- Ruler: 1431 CE - 1443 CE
- Predecessor: Padmasimha
- Successor: Harasimha
- Born: Vishwasa Mithila
- Husband: Padmasimha

Names
- Viśvasadevi

Regnal name
- Maharani Vishwasa Devi
- House: Mithila Kingdom
- Dynasty: Oiniwar Dynasty
- Religion: Hinduism
- Occupation: Queen; Ruler of Tirhut Sarkar; Scholar of Sanskrit literature;

= Vishwasa Devi =

Queen of Mithila

Vishwasa Devi (Maithili: विश्वास देवी, Romanised: Viśvasadevi) was the queen of the Mithila Kingdom in the Oiniwar Dynasty during the 15th-century. She ascended the throne of the Mithila Kingdom after the death of the King Padmasimha. She ruled the kingdom for twelve years since 1431 CE to 1443 CE. She was the tenth ruler in the Oiniwar Dynasty of the Kingdom. Apart from being the ruler of the kingdom, she was also an eminent scholar of the Sanskrit literature.

== Later life ==
Her names in different historical documents are written with slightly different spelling. They are Vishwasa Devi, Viśvasadevi, Visvasadevi and Viswavasa Devi. She was married to the King Padmasimha of the Oiniwar Dynasty in Mithila. Padmasimha was the brother of the King Shivasimha in Mithila. After the marriage with King Padmasimha, she became the queen of the kingdom. The king Padmasimha later died in 1431 CE without having a child. Since the king was childless so after the death of the king, the queen Vishwasa Devi took control on the territory and ascended the throne of the kingdom in 1431 CE. She ruled the kingdom for 12 years till 1443 CE. She was the second queen in the Oiniwar Dynasty after the queen Lakhimadevi, who ascended the throne of the kingdom and ruled the territory.

== Rule and legacy ==
The queen Vishwasa Devi established a new village Visual in the kingdom after her name. Then she transferred the capital of the Mithila Kingdom from Padma to the newly established village Visual.

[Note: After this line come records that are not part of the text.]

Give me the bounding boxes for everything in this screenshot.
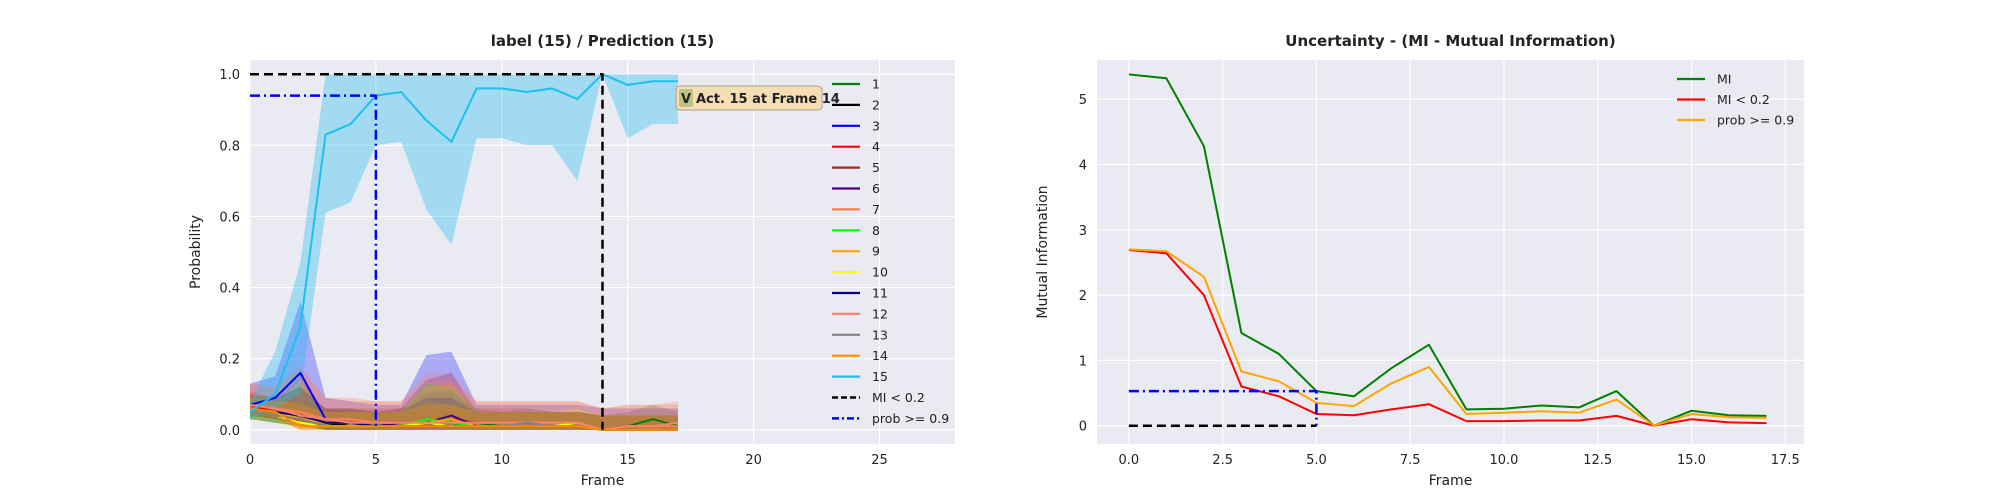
legend-label: 14 — [872, 348, 888, 363]
chart-title: Uncertainty - (MI - Mutual Information) — [1285, 32, 1615, 50]
y-axis-label: Probability — [188, 215, 204, 289]
y-tick-label: 2 — [1079, 289, 1087, 304]
y-axis-label: Mutual Information — [1035, 185, 1051, 318]
x-tick-label: 12.5 — [1583, 453, 1612, 468]
x-tick-label: 5 — [372, 453, 380, 468]
legend-label: 13 — [872, 327, 888, 342]
plot-area — [250, 72, 679, 431]
chart-title: label (15) / Prediction (15) — [491, 32, 714, 50]
frame-annotation: V Act. 15 at Frame 14 — [675, 85, 840, 111]
x-tick-label: 10 — [494, 453, 511, 468]
legend-label: prob >= 0.9 — [872, 411, 949, 426]
legend-label: MI < 0.2 — [1717, 92, 1770, 107]
plot-background — [1097, 60, 1804, 444]
y-tick-label: 0 — [1079, 420, 1087, 435]
legend-label: 3 — [872, 118, 880, 133]
y-tick-label: 3 — [1079, 224, 1087, 239]
x-tick-label: 2.5 — [1212, 453, 1233, 468]
series-line-mi-0-2 — [250, 72, 604, 430]
series-line-prob-0-9 — [1128, 248, 1767, 427]
legend-label: 11 — [872, 286, 888, 301]
legend-label: 9 — [872, 244, 880, 259]
legend-label: 15 — [872, 369, 888, 384]
legend-label: 8 — [872, 223, 880, 238]
series-band-12 — [250, 365, 678, 430]
legend-label: MI < 0.2 — [872, 390, 925, 405]
legend-label: 7 — [872, 202, 880, 217]
x-tick-label: 20 — [745, 453, 762, 468]
series-band-8 — [250, 383, 678, 430]
series-band-7 — [250, 369, 678, 430]
y-tick-label: 0.2 — [219, 353, 240, 368]
x-tick-label: 25 — [871, 453, 888, 468]
annotation-box — [675, 85, 823, 111]
check-icon — [679, 89, 693, 107]
x-axis-label: Frame — [1429, 473, 1473, 489]
series-band-3 — [250, 301, 678, 430]
legend-label: 10 — [872, 265, 888, 280]
series-band-13 — [250, 383, 678, 430]
legend-label: 5 — [872, 160, 880, 175]
legend-label: MI — [1717, 72, 1731, 87]
x-tick-label: 0.0 — [1119, 453, 1140, 468]
legend-label: 6 — [872, 181, 880, 196]
legend-label: 2 — [872, 97, 880, 112]
x-tick-label: 10.0 — [1489, 453, 1518, 468]
legend-label: prob >= 0.9 — [1717, 113, 1794, 128]
y-tick-label: 0.6 — [219, 210, 240, 225]
y-tick-label: 4 — [1079, 158, 1087, 173]
series-line-14 — [250, 407, 678, 431]
x-tick-label: 5.0 — [1306, 453, 1327, 468]
x-tick-label: 15.0 — [1677, 453, 1706, 468]
legend-label: 12 — [872, 306, 888, 321]
annotation-badge: V — [681, 92, 691, 107]
y-tick-label: 1.0 — [219, 68, 240, 83]
series-line-15 — [250, 73, 678, 413]
annotation-text: Act. 15 at Frame 14 — [696, 92, 840, 107]
x-tick-label: 0 — [246, 453, 254, 468]
y-tick-label: 5 — [1079, 93, 1087, 108]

During her regime, she patronised the scholars in the kingdom. Her royal court became the centre for the gathering of eminent scholars just like the court of the King Janaka in Ramayana. She organised a notable Yajna known as Chatuscharan Yajna at her royal court where large numbers of scholars gathered. In the Yajna, fourteen hundred Mimansa scholars alone were invited by the queen Vishwasa Devi.

The queen Vishwasa Devi also patronised the Maithil scholar Vidyapati at her royal court. The Maithil scholar Vidyapati composed his literary work Saiva-Sarvasva-Sara on the behest of the queen Vishwasa Devi, which gives account of the histories of the kings of the Oiniwar Dynasty. The literary work Saiva-Sarvasva-Sara is attributed to the queen Vishwasa Devi and deals with the matters of worship of Lord Shiva. Similarly Vidyapati also composed another literary work attributed to the queen Vishwasa Devi known as Gangāvākyāvalī, which deals with the rituals and practices related to worship of the holy river Ganges.

Vishwasa Devi as a queen was a powerful leader of men. Similarly as a scholar she was a champion of defeating many great scholars of her age. She was also compared with the Upanashadic woman scholar Brahmvadini Gargi Vachaknavi for her scholarly wisdom.